The aprons of my childhood bring to mind the voluminous ones worn by my Grandma Schmidt, who was as round as she was tall. Her dresses reached her ankles and her aprons were equally long and wide with huge pockets. I discovered, a few years ago, how handy aprons with pockets are when you go out to check the tomatoes in the garden and find yourself with handfuls of ripe tomatoes and no basket to put them into. The apron pockets work well. I also fill the pockets with clothespins when I am hanging linens or sheets on the clothesline. (Yes, some of us do still hang things on the line-but that’s another story).
Years ago, people didn’t have wardrobes the size of ours, today–and aprons, which could be easily washed, protected good dresses which might not have all been washable (never mind that everything had to be ironed too–perma-press hadn’t been invented yet) . I think the only times I ever saw Grandma without an apron were when she was going downtown (plus hat, dressy shoes, her handbag, and stockings) or to church. My mother also wore aprons but most of the ones in which she was photographed, were the half-size aprons. I, myself, need a bib apron because the spills and splashes usually land somewhere on my chest.
Aprons have a respectably long history, too – the earliest mention of an apron is in the biblical story of the Garden of Eden when Adam and Eve discovered they were naked and fashioned aprons from fig leaves. In the middle ages aprons became especially well known, as European craftsmen wore aprons as part of their everyday garments–old paintings of blacksmiths invariably picture them wearing a big old leather apron of some kind. I remember, as a child, the big white (well, originally it was white) aprons worn by the butcher in the butcher stores where my grandma went to buy a chicken or a cut of beef. There are also aprons used by carpenters which have many pockets to hold necessary tools. (hmmm, I think I would like to have one like that).
The apron worn in the kitchen was a fixture for more than a century, until the late 1970s–when it seems to have disappeared from our culinary landscape. Perhaps it has something to do with the perfect housewife image portrayed by the fifties–you know, “Father knows Best” and mother is always pictured wearing an apron with a wooden spatula in one hand, standing over the stove (Shades of Ozzie and Harriet?) Then women became liberated and burned not only their bras but also their aprons.

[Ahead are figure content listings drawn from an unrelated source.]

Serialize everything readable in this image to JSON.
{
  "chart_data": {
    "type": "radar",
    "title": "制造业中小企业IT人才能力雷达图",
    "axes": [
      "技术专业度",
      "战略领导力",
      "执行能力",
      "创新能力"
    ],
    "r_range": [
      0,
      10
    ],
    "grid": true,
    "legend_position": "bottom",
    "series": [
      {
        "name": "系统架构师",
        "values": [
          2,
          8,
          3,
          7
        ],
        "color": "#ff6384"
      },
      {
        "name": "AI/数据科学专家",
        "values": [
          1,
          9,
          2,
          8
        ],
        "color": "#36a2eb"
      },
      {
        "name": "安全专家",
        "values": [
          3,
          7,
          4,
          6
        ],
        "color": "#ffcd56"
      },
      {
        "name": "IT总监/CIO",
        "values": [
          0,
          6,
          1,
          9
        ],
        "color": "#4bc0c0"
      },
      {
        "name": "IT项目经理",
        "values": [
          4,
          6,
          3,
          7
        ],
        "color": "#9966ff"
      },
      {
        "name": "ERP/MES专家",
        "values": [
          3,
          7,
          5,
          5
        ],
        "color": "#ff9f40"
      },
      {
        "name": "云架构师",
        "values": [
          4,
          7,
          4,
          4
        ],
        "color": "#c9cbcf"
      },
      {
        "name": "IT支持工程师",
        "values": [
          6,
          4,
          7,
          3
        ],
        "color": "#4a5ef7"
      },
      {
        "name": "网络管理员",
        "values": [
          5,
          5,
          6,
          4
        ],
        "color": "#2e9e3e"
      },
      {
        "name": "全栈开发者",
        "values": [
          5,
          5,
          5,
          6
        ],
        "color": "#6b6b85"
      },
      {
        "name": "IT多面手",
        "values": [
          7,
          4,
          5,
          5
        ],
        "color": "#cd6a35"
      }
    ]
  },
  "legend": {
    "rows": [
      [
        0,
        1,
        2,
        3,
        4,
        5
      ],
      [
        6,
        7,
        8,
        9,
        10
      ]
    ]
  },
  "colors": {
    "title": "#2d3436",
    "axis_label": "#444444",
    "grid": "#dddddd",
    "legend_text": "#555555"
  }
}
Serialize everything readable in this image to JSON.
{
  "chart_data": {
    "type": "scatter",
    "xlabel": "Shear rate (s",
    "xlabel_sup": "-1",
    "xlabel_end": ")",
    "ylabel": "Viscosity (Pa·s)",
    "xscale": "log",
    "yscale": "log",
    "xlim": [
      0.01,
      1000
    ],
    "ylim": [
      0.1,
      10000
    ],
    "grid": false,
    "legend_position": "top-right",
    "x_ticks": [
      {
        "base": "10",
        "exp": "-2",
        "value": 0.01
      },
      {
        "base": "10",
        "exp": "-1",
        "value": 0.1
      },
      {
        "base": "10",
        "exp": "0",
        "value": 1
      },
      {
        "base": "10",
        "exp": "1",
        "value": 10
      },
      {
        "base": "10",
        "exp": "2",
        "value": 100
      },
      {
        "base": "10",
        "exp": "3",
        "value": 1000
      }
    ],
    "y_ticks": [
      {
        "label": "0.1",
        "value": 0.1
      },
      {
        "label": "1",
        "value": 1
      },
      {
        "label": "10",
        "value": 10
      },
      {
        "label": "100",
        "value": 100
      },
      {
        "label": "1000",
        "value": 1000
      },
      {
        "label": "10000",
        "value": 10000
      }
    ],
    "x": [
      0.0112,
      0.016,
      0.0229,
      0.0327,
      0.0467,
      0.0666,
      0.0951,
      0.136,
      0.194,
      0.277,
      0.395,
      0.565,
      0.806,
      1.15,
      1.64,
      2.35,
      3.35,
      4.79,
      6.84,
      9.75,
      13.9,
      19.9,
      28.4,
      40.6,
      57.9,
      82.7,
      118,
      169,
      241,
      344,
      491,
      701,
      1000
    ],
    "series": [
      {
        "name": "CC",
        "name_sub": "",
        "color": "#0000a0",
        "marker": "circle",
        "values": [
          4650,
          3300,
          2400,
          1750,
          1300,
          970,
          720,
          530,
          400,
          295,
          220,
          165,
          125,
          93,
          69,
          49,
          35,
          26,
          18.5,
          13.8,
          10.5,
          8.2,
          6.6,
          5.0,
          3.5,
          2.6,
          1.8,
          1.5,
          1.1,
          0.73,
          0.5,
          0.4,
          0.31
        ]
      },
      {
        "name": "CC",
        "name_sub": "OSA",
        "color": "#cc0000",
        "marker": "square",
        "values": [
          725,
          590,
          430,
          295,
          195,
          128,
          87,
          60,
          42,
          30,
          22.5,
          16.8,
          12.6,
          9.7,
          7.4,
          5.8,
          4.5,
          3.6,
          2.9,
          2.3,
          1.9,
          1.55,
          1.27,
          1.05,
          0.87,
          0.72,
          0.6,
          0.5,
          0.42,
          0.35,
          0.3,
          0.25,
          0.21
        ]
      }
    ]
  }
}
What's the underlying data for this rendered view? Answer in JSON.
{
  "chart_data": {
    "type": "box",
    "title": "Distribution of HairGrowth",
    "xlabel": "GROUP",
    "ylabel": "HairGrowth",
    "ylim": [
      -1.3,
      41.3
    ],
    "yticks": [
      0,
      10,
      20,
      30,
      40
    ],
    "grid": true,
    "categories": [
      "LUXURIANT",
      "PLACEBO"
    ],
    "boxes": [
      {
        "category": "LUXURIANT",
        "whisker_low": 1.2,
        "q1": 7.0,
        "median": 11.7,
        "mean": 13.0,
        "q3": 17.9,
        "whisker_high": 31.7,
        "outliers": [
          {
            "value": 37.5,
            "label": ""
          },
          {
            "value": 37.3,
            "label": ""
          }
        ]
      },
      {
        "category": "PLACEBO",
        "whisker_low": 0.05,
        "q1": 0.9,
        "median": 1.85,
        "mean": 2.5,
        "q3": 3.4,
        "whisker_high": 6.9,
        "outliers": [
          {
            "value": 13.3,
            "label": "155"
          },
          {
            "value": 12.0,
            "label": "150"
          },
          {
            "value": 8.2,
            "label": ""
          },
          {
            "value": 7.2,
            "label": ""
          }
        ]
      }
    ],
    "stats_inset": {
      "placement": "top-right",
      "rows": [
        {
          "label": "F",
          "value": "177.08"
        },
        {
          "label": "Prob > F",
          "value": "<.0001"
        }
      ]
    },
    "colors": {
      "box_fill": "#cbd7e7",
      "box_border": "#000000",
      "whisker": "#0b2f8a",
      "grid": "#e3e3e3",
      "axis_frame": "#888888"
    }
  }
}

I always had a few aprons but they had been relegated to a seldom used linen drawer. Now, I have aprons within easy reach on several hangers on doors in the kitchen and I am not in the least embarrassed to be seen wearing one. (Some of them are really quite stylish, I think – and I love the pockets. Along with clothespins and Kleenex, I am usually carrying around my cell phone and digital camera).
For Christmas, my penpal/friend/and computer guru, Wendy, sent me two wonderful very retro looking aprons. And not long ago I discovered a really great website dedicated to aprons. Everything old is new again! I love it. And, for those who like to know these things, the aprons you see on the header to my blog are my own aprons, photographed and posted on the blog by Wendy.
I am still mystified, however – how do all those people on the Food Network manage to cook entire meals (without wearing an apron) and without getting any of it on themselves?